The Memo states that in order to address the contraventions identified by Government, it is proposed that changes be made in the ETI Act to clarify that substance over legal form will be considered when assessing an employer’s ability to claim the ETI. In this manner, it is National Treasury’s view that “work” must actually be performed in terms of an employment contract and an employee must be documented in an employer’s records as envisaged in the record keeping provisions contained in section 31 of the Basic Conditions of Employment Act 75 of 1997 (BCEA).
In order to claim the ETI, the eligible employer must hire a “qualifying employee”. “Employee” is currently defined in section 1 of the ETI Act as a natural person:
- who works for another person; and
- who receives, or is entitled to receive remuneration, from that other person, but does not include an independent contractor.

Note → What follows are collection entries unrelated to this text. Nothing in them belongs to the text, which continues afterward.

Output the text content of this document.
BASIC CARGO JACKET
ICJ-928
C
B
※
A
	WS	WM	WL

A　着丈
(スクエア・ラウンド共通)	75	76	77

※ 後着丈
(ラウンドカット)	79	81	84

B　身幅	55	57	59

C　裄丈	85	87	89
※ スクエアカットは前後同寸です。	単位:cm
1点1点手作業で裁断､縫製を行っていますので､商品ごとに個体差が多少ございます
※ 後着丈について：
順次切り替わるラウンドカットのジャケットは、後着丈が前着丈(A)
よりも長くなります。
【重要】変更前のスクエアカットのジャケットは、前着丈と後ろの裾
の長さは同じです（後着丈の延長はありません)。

- Clause 58(1) of the 2021 Draft TLAB now proposes inserting the following two additional requirements into the definition of “employee” in the ETI Act:
- a natural person who in any other manner assists in carrying on or conducting the business of that other person; and
- who is documented in the records of that other person as envisaged in the record keeping provisions in section 31 of the BCEA.

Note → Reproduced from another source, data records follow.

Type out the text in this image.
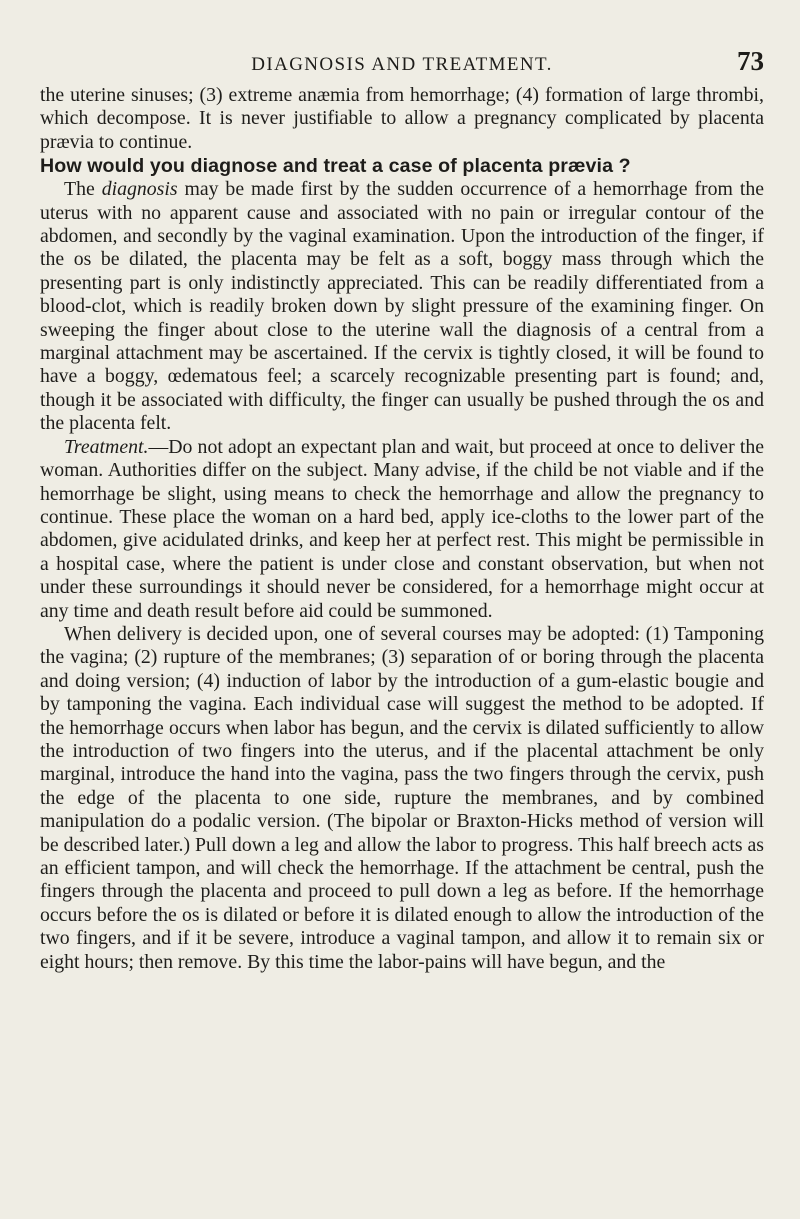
DIAGNOSIS AND TREATMENT.	73

the uterine sinuses; (3) extreme anæmia from hemorrhage; (4) formation of large thrombi, which decompose. It is never justifiable to allow a pregnancy complicated by placenta prævia to continue.

How would you diagnose and treat a case of placenta prævia ?

The diagnosis may be made first by the sudden occurrence of a hemorrhage from the uterus with no apparent cause and associated with no pain or irregular contour of the abdomen, and secondly by the vaginal examination. Upon the introduction of the finger, if the os be dilated, the placenta may be felt as a soft, boggy mass through which the presenting part is only indistinctly appreciated. This can be readily differentiated from a blood-clot, which is readily broken down by slight pressure of the examining finger. On sweeping the finger about close to the uterine wall the diagnosis of a central from a marginal attachment may be ascertained. If the cervix is tightly closed, it will be found to have a boggy, œdematous feel; a scarcely recognizable presenting part is found; and, though it be associated with difficulty, the finger can usually be pushed through the os and the placenta felt.

Treatment.—Do not adopt an expectant plan and wait, but proceed at once to deliver the woman. Authorities differ on the subject. Many advise, if the child be not viable and if the hemorrhage be slight, using means to check the hemorrhage and allow the pregnancy to continue. These place the woman on a hard bed, apply ice-cloths to the lower part of the abdomen, give acidulated drinks, and keep her at perfect rest. This might be permissible in a hospital case, where the patient is under close and constant observation, but when not under these surroundings it should never be considered, for a hemorrhage might occur at any time and death result before aid could be summoned.

When delivery is decided upon, one of several courses may be adopted: (1) Tamponing the vagina; (2) rupture of the membranes; (3) separation of or boring through the placenta and doing version; (4) induction of labor by the introduction of a gum-elastic bougie and by tamponing the vagina. Each individual case will suggest the method to be adopted. If the hemorrhage occurs when labor has begun, and the cervix is dilated sufficiently to allow the introduction of two fingers into the uterus, and if the placental attachment be only marginal, introduce the hand into the vagina, pass the two fingers through the cervix, push the edge of the placenta to one side, rupture the membranes, and by combined manipulation do a podalic version. (The bipolar or Braxton-Hicks method of version will be described later.) Pull down a leg and allow the labor to progress. This half breech acts as an efficient tampon, and will check the hemorrhage. If the attachment be central, push the fingers through the placenta and proceed to pull down a leg as before. If the hemorrhage occurs before the os is dilated or before it is dilated enough to allow the introduction of the two fingers, and if it be severe, introduce a vaginal tampon, and allow it to remain six or eight hours; then remove. By this time the labor-pains will have begun, and the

Over and above this, clause 59(1) of the 2021 Draft TLAB proposes inserting a specific proviso to section 6 of the ETI Act which sets out the requirements of a “qualifying employee”. The proviso states that an employee must not, in fulfilling the conditions of their employment contract, be mainly involved in the activity of studying.

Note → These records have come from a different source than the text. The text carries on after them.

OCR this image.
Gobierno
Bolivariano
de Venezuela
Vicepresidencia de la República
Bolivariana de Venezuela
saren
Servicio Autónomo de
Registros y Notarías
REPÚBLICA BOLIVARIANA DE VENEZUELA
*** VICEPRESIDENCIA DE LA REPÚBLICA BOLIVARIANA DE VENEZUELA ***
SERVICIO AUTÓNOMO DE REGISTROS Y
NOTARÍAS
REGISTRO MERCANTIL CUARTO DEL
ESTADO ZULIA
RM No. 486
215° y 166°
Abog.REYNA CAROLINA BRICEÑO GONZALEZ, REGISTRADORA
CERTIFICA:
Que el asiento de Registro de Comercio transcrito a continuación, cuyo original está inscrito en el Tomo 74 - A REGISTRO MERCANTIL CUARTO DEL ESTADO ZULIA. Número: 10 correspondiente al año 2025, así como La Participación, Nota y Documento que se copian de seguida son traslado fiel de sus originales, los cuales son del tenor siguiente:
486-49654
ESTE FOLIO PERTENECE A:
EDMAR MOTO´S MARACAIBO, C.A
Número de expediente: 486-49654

While not stated in the Memo, one should note that in Sekretaris van Binnelandse Inkomste v Lourens Erasmus (Eiendoms) Bpk 28 SATC 233, the court held that in the context of determining whether total net profit was derived solely or mainly from dividends, the word “mainly” prescribed a purely quantitative standard of more than 50%. This meaning of “mainly” is also applicable in the context of other provisions in the Income Tax Act 58 of 1962, such as the definition of “impermissible trade” in section 12J. It is possible that the word “mainly” in the proposed proviso to section 6 of the ETI Act, will also be interpreted to mean more than 50%.
Effective date and discussion
The proposed amendments will be deemed to have come into operation on 1 March 2021 and apply to years of assessment commencing on or after that date. The legislation evidently has implications for many entities claiming the ETI in relation to schemes akin to the one highlighted in the Memo by National Treasury. However, the legislation is still in draft form and public comments can be submitted to National Treasury on the proposed legislation until 28 August 2021.
Notwithstanding this, it is worth emphasising that all taxpayers claiming the ETI would be well advised to consult with professional tax advisors to assess the impact of the pending amendments (as well as historical arrangements) for purposes of ensuring compliance and remedying any deficiencies. Should a taxpayer be uncertain whether it would qualify for the ETI by entering into a specific arrangement, it should consult with its professional tax advisors beforehand. It can also consider applying to SARS for an advance tax ruling, as the applicant in BPR 367 did. It is worthwhile noting that audits of ETI claims are on the increase and taxpayers should be aware that SARS may impose penalties and interest in appropriate circumstances.